Thanks to everyone for your effort. I will keep you updated.

This is definitely a hard problem, which is probably best solved by avoiding it— Instead of accepting generic tuples, define a trait that the user is expected to implement on a custom type (perhaps with the aid of a #[derive(...)] procedural macro).

Were I writing this, I'd probably do something along these lines which combines a little bit of all three of your variants:

• Define the data interface of every component unconditionally (public-facing types and traits).

• Restrict the impl blocks of these interfaces behind #[cfg(feature = ...)] so that the code for completely unneeded features is guaranteed to be omitted from the resulting binary.

• Define an uninhabited type Unused that has a no-op implementation of every component. e.g. pub enum Unused {};. This ensures that it will never actually be constructed.

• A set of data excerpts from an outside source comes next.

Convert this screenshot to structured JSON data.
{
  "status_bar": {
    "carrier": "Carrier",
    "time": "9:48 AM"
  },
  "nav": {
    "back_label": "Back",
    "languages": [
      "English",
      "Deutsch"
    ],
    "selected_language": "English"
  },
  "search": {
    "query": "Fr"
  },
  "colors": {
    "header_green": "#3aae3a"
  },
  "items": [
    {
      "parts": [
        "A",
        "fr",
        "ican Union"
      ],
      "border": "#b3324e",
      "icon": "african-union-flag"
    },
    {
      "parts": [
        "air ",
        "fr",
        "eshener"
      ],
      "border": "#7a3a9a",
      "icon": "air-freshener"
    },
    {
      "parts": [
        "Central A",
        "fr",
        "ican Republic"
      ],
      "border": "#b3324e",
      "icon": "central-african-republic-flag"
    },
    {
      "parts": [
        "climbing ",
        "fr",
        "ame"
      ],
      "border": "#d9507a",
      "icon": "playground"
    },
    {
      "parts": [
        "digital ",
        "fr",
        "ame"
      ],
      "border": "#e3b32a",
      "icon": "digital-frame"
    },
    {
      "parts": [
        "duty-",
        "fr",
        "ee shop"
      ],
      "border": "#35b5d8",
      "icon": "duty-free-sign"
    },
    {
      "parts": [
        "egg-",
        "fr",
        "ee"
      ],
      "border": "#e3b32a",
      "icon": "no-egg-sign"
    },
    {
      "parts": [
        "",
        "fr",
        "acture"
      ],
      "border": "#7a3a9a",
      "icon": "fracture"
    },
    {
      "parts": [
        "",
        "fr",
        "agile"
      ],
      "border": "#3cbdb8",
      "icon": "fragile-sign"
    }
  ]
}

• Define a trait that represents the simulation settings as a whole, which represents the single generic parameter that will be passed to Simulation:

  trait SimulationParams {
      type C1: Component1Trait;
      type C2: Component2Trait;
      // ... all other components ...
  
      #[cfg(feature = "component1")]
      c1_params(&self)->Option<&Self::C1> { None }
  
      #[cfg(feature = "component2")]
      c2_params(&self)->Option<&Self::C2> { None }
  
      // and so on ...
  }
  

• Define a derive macro for SimulationParams so that users can easily define their own simulation parameter types, such that a definition like this:

  #[derive(SimulationParams)]
  struct MyParams(#[SimulationParams::C1] F64CellType);
  

  defines an implementation like this:

  impl SimulationParams for MyParams {
      type C1 = F64CellType;
      type C2 = Unused;
      // ... and so on for all possible components, even the disabled ones ...
  
      fn c1_params(&self)->Option<&Self::C1> { Some(&self.0) }
      // No method definitions for the unused components,
      // as the defaults are correct, if present
  }
  

This scheme has a few nice features:

• Any component that the user code actually relies on will require the corresponding feature to be enabled, because otherwise the trait method overridden by the derive macro won't exist.
• Features that are turned on but unused in a particular Simulation are disabled via a method returning None.
• Moreover, if the derive macro is used to implement SimulationParams, the methods for unused components return Option<&Unused>. This is zero-sized and known to the compiler to always be None, which makes it easy for the optimizer to eliminate conditionals during code generation.
• Because Unused can never actually be instantiated, all of its trait methods can have a body of unimplemented! without fear of panics.